March 26, 2019 / 1:39 PM / 7 months ago

GLOBAL MARKETS-Fears of recession keep risk rebound in check

(Updates ahead of U.S. trading)

* European Stoxx 600 battles higher, Nikkei rallies 2.1 pct

* U.S yield curve inversion feeds fears of U.S. recession

* Pound nudges higher as Brexit inches forward

* Graphic: World FX rates in 2019 tmsnrt.rs/2egbfVh

* Asian stock markets: tmsnrt.rs/2zpUAr4

By Marc Jones

LONDON, March 26 (Reuters) - Calm returned to global markets on Tuesday, with gains on European and Asian bourses and a tick higher in benchmark bond yields helping to soothe nerves after a jarring few days dominated by worries of recession.

European shares were winning the battle to avoid a fifth day of losses, Wall Street futures were pointing higher and even Turkey's lira seemed to have stepped off its latest rollercoaster ride.

However, the bond markets remained the main focus: 10-year German government bond yields remained below zero and key sections of the U.S. yield curve were still inverted, meaning short-term borrowing costs are higher than longer-term ones.

"The world is looking to fade the risk aversion caused by the inversion of the (U.S.) yield curve," said Societe Generale strategist Kit Juckes, adding that it was in any case difficult to position for a hypothetical recession.

Overnight, MSCI's broadest index of Asia-Pacific shares rebounded 0.2 percent after losing 1.4 percent in the previous session, though there were some eye-catching moves within that.

Japan's Nikkei jumped 2.1 percent after recording its biggest drop since late December on Monday, and India jumped more than 1 percent, though China's blue-chip CSI300 index dropped more than 1 percent as trade war worries persisted.

Wall Street's main S&P 500, Dow and Nasdaq markets were also expected later to begin on a firmer footing, although the bond market also remained the main focus there, especially as housebuilding data came in slightly underwhelming.

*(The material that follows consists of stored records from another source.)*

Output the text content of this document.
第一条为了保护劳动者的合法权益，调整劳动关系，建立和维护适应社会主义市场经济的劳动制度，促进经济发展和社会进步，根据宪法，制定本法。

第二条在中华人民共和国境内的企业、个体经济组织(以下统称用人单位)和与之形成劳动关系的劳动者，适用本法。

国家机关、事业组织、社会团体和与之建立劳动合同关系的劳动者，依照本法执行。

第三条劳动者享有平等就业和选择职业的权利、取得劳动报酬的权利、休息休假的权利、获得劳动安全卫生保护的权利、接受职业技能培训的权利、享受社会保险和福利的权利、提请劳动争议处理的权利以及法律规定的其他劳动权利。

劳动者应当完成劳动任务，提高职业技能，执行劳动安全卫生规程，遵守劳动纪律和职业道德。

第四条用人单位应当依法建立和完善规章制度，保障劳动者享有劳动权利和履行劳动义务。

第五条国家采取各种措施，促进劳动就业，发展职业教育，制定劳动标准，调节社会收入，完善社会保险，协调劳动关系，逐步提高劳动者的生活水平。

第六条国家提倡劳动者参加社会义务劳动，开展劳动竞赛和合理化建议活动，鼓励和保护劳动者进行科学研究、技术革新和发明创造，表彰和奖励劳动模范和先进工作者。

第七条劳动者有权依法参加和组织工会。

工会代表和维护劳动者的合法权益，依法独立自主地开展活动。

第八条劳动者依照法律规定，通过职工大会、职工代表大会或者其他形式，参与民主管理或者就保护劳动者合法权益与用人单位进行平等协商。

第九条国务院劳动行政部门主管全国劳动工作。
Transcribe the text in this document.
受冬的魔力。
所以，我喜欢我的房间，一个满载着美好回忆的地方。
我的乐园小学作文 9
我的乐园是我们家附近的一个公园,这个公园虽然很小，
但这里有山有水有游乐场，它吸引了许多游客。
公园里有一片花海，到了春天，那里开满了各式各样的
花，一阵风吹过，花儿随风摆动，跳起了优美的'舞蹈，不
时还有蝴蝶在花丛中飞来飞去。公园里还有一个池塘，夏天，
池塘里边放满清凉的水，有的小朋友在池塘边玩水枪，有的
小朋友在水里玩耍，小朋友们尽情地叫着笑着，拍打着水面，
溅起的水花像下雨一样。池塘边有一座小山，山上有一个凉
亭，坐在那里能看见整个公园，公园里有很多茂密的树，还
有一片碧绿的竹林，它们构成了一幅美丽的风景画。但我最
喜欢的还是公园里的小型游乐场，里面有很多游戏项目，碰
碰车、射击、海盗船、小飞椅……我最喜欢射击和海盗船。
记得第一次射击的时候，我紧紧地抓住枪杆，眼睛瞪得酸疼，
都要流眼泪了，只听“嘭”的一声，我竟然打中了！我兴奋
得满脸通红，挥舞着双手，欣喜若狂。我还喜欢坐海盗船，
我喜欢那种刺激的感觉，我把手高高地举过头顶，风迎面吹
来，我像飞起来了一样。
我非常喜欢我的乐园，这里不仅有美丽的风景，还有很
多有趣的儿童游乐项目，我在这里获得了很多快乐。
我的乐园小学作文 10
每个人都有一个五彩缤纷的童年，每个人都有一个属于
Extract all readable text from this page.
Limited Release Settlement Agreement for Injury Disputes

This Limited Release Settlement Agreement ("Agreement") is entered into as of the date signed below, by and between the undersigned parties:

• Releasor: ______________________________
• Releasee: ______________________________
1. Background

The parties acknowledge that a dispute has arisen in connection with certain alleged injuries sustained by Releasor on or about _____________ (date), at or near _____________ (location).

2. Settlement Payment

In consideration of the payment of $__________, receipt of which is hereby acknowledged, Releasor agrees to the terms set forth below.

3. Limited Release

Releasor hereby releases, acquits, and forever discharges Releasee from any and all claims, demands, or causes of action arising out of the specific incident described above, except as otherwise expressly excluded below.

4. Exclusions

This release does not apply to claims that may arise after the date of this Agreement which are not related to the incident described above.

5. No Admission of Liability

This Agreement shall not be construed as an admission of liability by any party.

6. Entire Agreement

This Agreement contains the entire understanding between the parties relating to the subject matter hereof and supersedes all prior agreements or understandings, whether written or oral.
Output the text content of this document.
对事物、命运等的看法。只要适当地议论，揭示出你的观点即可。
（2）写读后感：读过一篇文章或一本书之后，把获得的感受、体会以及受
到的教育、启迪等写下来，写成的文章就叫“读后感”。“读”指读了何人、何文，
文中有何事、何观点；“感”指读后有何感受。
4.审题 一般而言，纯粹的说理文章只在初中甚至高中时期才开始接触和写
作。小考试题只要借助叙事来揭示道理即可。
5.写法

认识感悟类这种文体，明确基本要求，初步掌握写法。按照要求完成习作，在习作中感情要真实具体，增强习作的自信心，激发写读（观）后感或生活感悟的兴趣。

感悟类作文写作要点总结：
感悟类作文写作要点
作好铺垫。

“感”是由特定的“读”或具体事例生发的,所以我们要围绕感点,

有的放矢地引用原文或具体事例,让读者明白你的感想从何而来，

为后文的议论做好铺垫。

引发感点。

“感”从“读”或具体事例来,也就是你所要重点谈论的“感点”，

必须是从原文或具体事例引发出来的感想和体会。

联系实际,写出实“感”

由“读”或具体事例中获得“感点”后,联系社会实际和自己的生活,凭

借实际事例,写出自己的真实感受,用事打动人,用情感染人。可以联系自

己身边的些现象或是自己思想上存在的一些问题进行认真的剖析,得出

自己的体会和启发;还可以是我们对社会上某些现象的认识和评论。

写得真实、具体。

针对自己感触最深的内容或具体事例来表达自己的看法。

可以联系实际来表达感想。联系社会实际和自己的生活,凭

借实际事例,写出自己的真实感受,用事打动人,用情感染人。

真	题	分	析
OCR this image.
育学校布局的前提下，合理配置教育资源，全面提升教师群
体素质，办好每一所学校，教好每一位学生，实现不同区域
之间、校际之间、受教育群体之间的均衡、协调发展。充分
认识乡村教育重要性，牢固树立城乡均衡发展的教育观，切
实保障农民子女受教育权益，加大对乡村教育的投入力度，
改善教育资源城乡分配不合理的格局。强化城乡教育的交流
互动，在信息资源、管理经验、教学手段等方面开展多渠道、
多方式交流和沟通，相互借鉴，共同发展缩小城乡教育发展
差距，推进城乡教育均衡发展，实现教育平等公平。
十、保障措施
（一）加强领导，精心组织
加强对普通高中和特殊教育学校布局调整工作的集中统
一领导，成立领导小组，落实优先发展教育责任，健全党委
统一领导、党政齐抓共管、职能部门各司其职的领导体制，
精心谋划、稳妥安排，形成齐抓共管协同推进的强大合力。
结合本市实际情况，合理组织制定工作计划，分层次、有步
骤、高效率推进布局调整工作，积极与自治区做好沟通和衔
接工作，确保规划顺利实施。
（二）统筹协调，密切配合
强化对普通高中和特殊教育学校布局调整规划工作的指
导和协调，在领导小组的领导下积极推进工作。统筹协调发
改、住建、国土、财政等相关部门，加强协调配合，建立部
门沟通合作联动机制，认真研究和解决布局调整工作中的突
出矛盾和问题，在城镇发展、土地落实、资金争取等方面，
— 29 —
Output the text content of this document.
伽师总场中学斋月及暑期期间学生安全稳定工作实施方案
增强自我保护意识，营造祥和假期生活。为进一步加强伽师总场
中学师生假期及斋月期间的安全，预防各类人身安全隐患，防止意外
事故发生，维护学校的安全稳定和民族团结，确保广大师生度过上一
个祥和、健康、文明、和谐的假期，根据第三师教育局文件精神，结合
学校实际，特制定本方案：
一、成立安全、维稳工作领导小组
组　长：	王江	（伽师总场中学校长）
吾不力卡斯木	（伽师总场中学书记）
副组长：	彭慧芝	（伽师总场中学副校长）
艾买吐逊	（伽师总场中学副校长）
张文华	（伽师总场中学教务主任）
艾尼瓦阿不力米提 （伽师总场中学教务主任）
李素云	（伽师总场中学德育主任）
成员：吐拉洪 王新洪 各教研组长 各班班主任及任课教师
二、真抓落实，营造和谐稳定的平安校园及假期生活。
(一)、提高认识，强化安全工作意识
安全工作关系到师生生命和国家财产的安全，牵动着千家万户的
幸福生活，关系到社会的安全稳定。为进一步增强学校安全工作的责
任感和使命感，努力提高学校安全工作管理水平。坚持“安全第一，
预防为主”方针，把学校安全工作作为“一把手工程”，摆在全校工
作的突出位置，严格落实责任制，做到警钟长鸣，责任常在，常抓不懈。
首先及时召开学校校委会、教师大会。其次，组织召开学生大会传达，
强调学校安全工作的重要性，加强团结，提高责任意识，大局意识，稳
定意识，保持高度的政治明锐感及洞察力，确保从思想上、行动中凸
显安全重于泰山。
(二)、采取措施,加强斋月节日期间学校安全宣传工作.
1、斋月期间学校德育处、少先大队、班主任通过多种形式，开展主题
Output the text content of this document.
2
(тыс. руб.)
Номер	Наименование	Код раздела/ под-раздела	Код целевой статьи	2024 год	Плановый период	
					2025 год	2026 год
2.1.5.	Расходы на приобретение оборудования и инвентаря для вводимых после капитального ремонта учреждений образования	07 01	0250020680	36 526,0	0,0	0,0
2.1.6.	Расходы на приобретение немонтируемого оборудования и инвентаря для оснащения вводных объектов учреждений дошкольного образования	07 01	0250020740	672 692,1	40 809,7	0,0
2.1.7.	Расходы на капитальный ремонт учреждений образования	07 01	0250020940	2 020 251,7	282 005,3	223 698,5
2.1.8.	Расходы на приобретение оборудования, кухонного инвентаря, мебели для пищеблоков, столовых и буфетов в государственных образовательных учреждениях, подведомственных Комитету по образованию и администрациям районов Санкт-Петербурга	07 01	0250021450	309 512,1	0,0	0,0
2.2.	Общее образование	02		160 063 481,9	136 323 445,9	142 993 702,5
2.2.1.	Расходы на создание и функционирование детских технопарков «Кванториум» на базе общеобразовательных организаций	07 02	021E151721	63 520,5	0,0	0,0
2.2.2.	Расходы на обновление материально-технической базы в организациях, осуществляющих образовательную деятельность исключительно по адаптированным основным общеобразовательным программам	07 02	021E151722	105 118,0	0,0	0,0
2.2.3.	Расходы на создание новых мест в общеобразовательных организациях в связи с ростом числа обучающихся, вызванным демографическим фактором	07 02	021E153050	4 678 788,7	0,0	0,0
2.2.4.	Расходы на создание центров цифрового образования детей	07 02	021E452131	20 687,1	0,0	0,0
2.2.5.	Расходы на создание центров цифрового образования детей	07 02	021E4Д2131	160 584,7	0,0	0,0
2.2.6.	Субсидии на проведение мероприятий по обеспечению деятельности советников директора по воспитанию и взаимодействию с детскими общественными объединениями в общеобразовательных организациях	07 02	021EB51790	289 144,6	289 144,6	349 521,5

Investors have been spooked by sharp falls in U.S. bond yields and an inversion of the U.S. Treasury yield curve, which is widely seen as an indicator of an economic recession.

The 10-year U.S. Treasury yield edged up to 2.442 percent , having shed 5 basis points on Monday and a whopping 17.5 basis points since the Federal Reserve last week ditched projections for raising rates this year.

"The U.S. yield curve continues to invert," said Michael Every, Hong Kong-based senior Asia-Pacific strategist at Rabobank. "This is not a healthy sign, as bond-market watchers should know and equity-market obsessives should rapidly learn."

FACTORING IN A RATE CUT

The Treasury Department will sell $113 billion in coupon-bearing supply this week, including $40 billion in two-year notes on Tuesday, $41 billion in five-year notes on Wednesday and $32 billion in seven-year notes on Thursday.

Investors will also be watching Fed policymakers scheduled to speak on Tuesday.

U.S. economic growth could be "pretty weak" in the first quarter but will likely be much closer to 2-2.5 percent for the rest of the year. However, a central bank pause is the responsible thing to do, Fed Bank of Boston president and CEO Eric Rosengren said at a conference in Hong Kong.

Fed funds rate futures are now fully factoring in a rate cut later this year, with about an 80 percent chance of a move priced in by September.

In the currency market, the fall in U.S. yields undermined the dollar's yield attraction.

The euro dipped under $1.13 again, having gained a tad on Monday after some reassuring German data.

"We expect EUR/USD to stabilize around the current level of 1.13 and see a limited downside for the rest of week," said currency strategists at ING.

The dollar was 0.5 percent higher versus the yen at 110.57 yen, having hit a 1-1/2-month low of 109.70 on Monday, while Britain's pound climbed to $1.325 after lawmakers voted late on Monday to wrest further control of the Brexit process from Prime Minister Theresa May..

At the same time, two heavyweight eurosceptic lawmakers indicated on Tuesday that they could support May's current EU withdrawal plan, which has already been heavily defeated twice in parliament, rather than risk Brexit being cancelled altogether.

Among commodities, oil prices hovered below their recent four-month peaks, as the prospect of tighter U.S. crude supply was offset by concerns about a slowdown in global economic growth.

U.S. crude futures traded at $59.55 per barrel, up three-quarters of a percent on the day but below Thursday's $60.39, which was its highest level since mid-November.

Brent futures were up 0.7 percent at $67.73 while safe-have gold was down a third of a percent at $1,317.60 having hit a one-month high of $1,324.60 on Monday.